In part because of this success, the environmental justice movement has received a backlash and its members attacked politically through frivolous lawsuits known as SLAPP suits (Strategic Lawsuit against a Public Person), investigations, and other forms of intimidation. However, these tactics have not worked. We are seeing an increase in the number of grassroots people of color environmental and economic justice groups emerge across the U.S., Puerto Rico, Canada, and Mexico. This is also the case in the Caribbean, Latin America, Asia, and Africa. Transboundary and international collaborations are forming among nongovernmental organizations to address global human rights, environmental, and economic justice issues.

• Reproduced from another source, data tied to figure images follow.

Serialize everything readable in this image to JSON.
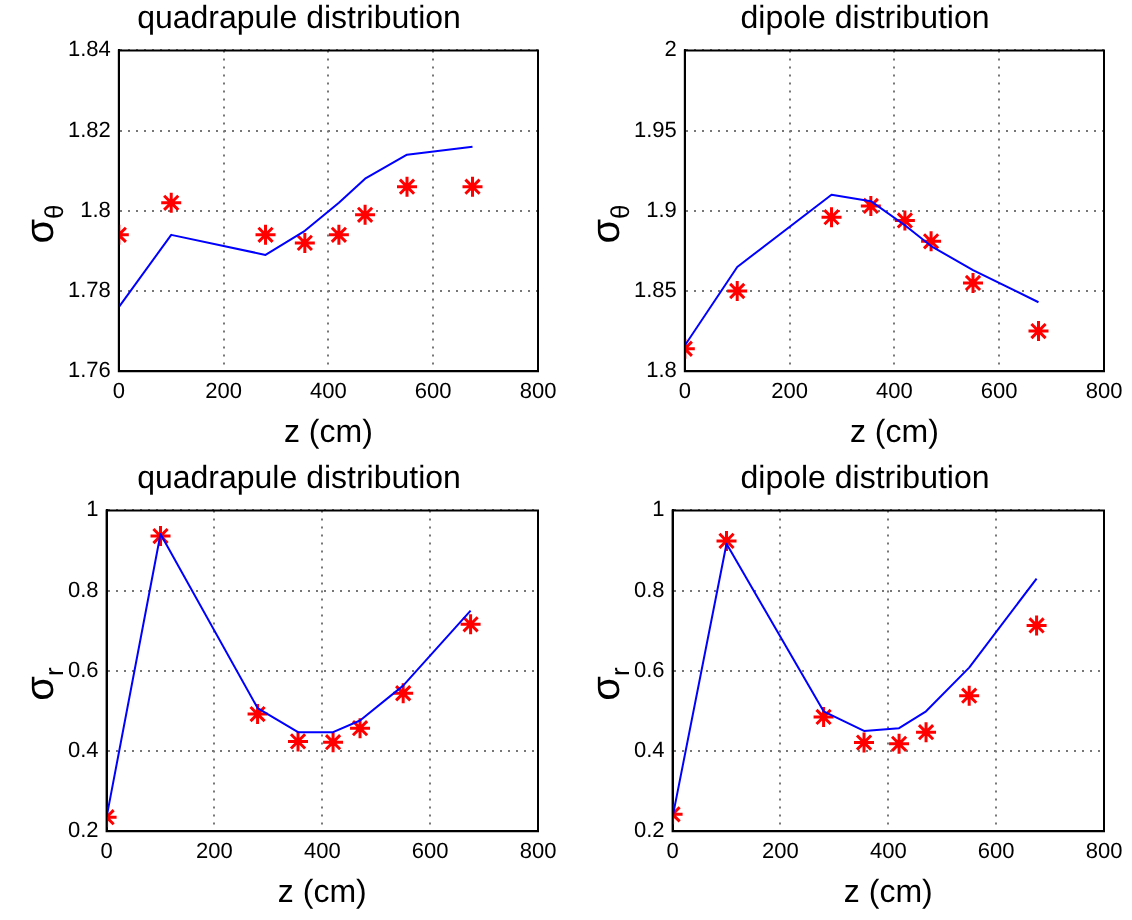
{
  "chart_data": [
    {
      "type": "line",
      "title": "quadrapule distribution",
      "xlabel": "z (cm)",
      "ylabel": "σ$_{θ}$",
      "x": [
        0,
        100,
        280,
        355,
        420,
        470,
        550,
        675
      ],
      "xlim": [
        0,
        800
      ],
      "xticks": [
        0,
        200,
        400,
        600,
        800
      ],
      "ylim": [
        1.76,
        1.84
      ],
      "yticks": [
        1.76,
        1.78,
        1.8,
        1.82,
        1.84
      ],
      "grid": true,
      "legend": false,
      "series": [
        {
          "color": "#0000ff",
          "marker": "none",
          "values": [
            1.776,
            1.794,
            1.789,
            1.795,
            1.802,
            1.808,
            1.814,
            1.816
          ]
        },
        {
          "type": "scatter",
          "color": "#ff0000",
          "marker": "cross",
          "values": [
            1.794,
            1.802,
            1.794,
            1.792,
            1.794,
            1.799,
            1.806,
            1.806
          ]
        }
      ]
    },
    {
      "type": "line",
      "title": "dipole distribution",
      "xlabel": "z (cm)",
      "ylabel": "σ$_{θ}$",
      "x": [
        0,
        100,
        280,
        355,
        420,
        470,
        550,
        675
      ],
      "xlim": [
        0,
        800
      ],
      "xticks": [
        0,
        200,
        400,
        600,
        800
      ],
      "ylim": [
        1.8,
        2
      ],
      "yticks": [
        1.8,
        1.85,
        1.9,
        1.95,
        2
      ],
      "grid": true,
      "legend": false,
      "series": [
        {
          "color": "#0000ff",
          "marker": "none",
          "values": [
            1.816,
            1.865,
            1.91,
            1.906,
            1.891,
            1.878,
            1.863,
            1.843
          ]
        },
        {
          "type": "scatter",
          "color": "#ff0000",
          "marker": "cross",
          "values": [
            1.814,
            1.85,
            1.896,
            1.903,
            1.894,
            1.881,
            1.855,
            1.825
          ]
        }
      ]
    },
    {
      "type": "line",
      "title": "quadrapule distribution",
      "xlabel": "z (cm)",
      "ylabel": "σ$_{r}$",
      "x": [
        0,
        100,
        280,
        355,
        420,
        470,
        550,
        675
      ],
      "xlim": [
        0,
        800
      ],
      "xticks": [
        0,
        200,
        400,
        600,
        800
      ],
      "ylim": [
        0.2,
        1
      ],
      "yticks": [
        0.2,
        0.4,
        0.6,
        0.8,
        1
      ],
      "grid": true,
      "legend": false,
      "series": [
        {
          "color": "#0000ff",
          "marker": "none",
          "values": [
            0.235,
            0.941,
            0.507,
            0.447,
            0.447,
            0.476,
            0.563,
            0.75
          ]
        },
        {
          "type": "scatter",
          "color": "#ff0000",
          "marker": "cross",
          "values": [
            0.235,
            0.936,
            0.492,
            0.424,
            0.422,
            0.457,
            0.544,
            0.716
          ]
        }
      ]
    },
    {
      "type": "line",
      "title": "dipole distribution",
      "xlabel": "z (cm)",
      "ylabel": "σ$_{r}$",
      "x": [
        0,
        100,
        280,
        355,
        420,
        470,
        550,
        675
      ],
      "xlim": [
        0,
        800
      ],
      "xticks": [
        0,
        200,
        400,
        600,
        800
      ],
      "ylim": [
        0.2,
        1
      ],
      "yticks": [
        0.2,
        0.4,
        0.6,
        0.8,
        1
      ],
      "grid": true,
      "legend": false,
      "series": [
        {
          "color": "#0000ff",
          "marker": "none",
          "values": [
            0.235,
            0.917,
            0.499,
            0.45,
            0.457,
            0.499,
            0.608,
            0.83
          ]
        },
        {
          "type": "scatter",
          "color": "#ff0000",
          "marker": "cross",
          "values": [
            0.242,
            0.924,
            0.485,
            0.421,
            0.418,
            0.447,
            0.538,
            0.713
          ]
        }
      ]
    }
  ]
}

Our center lead a team of scholars who wrote the 2007 United Church of Christ’s Toxic Wastes and Race at Twenty report that found race to be the most potent predictor of where commercial hazardous waste facilities are located. Environmental injustice in people of color communities is as much or more prevalent today than 20 years ago. People of color make up the majority (56%) of the residents living in neighborhoods within two miles of the nation’s commercial hazardous waste facilities and more than two-thirds (69%) of the residents in neighborhoods with clustered facilities

The twenty-first century offers some old and new challenges that will need to be addressed if we are to achieve a just and sustainable society. Global climate change looms as a major environmental justice issue of this young century. Climate change poses special environmental justice challenges for communities of color and poor communities that are already overburdened with pollution and environmentally-related illnesses. As seen in Hurricane Katrina that hit the Gulf Coast in 2005, the environmental effects of climate change are real. We all witnessed the adverse impacts fall heaviest on the poor. We also see people of color and the poor being left behind in post-Katrina clean-up, rebuilding, reconstruction, and recovery.

Changing climates are expected to raise sea levels, alter precipitation and other weather conditions, harm fish and many types of ecosystems, and threaten human health with a broad set of problems, including heat stress and heart failure, increased injuries and deaths from severe weather such as hurricanes; more respiratory problems from drought-driven air pollution; an increase in waterborne diseases including cholera, and increases vector-borne diseases including malaria and hantavirus; and mental health problems such as depression and post-traumatic stress. Those most affected must have a voice at the table in shaping the solutions. Working together, we can achieve the goals we have set for ourselves and impact the future.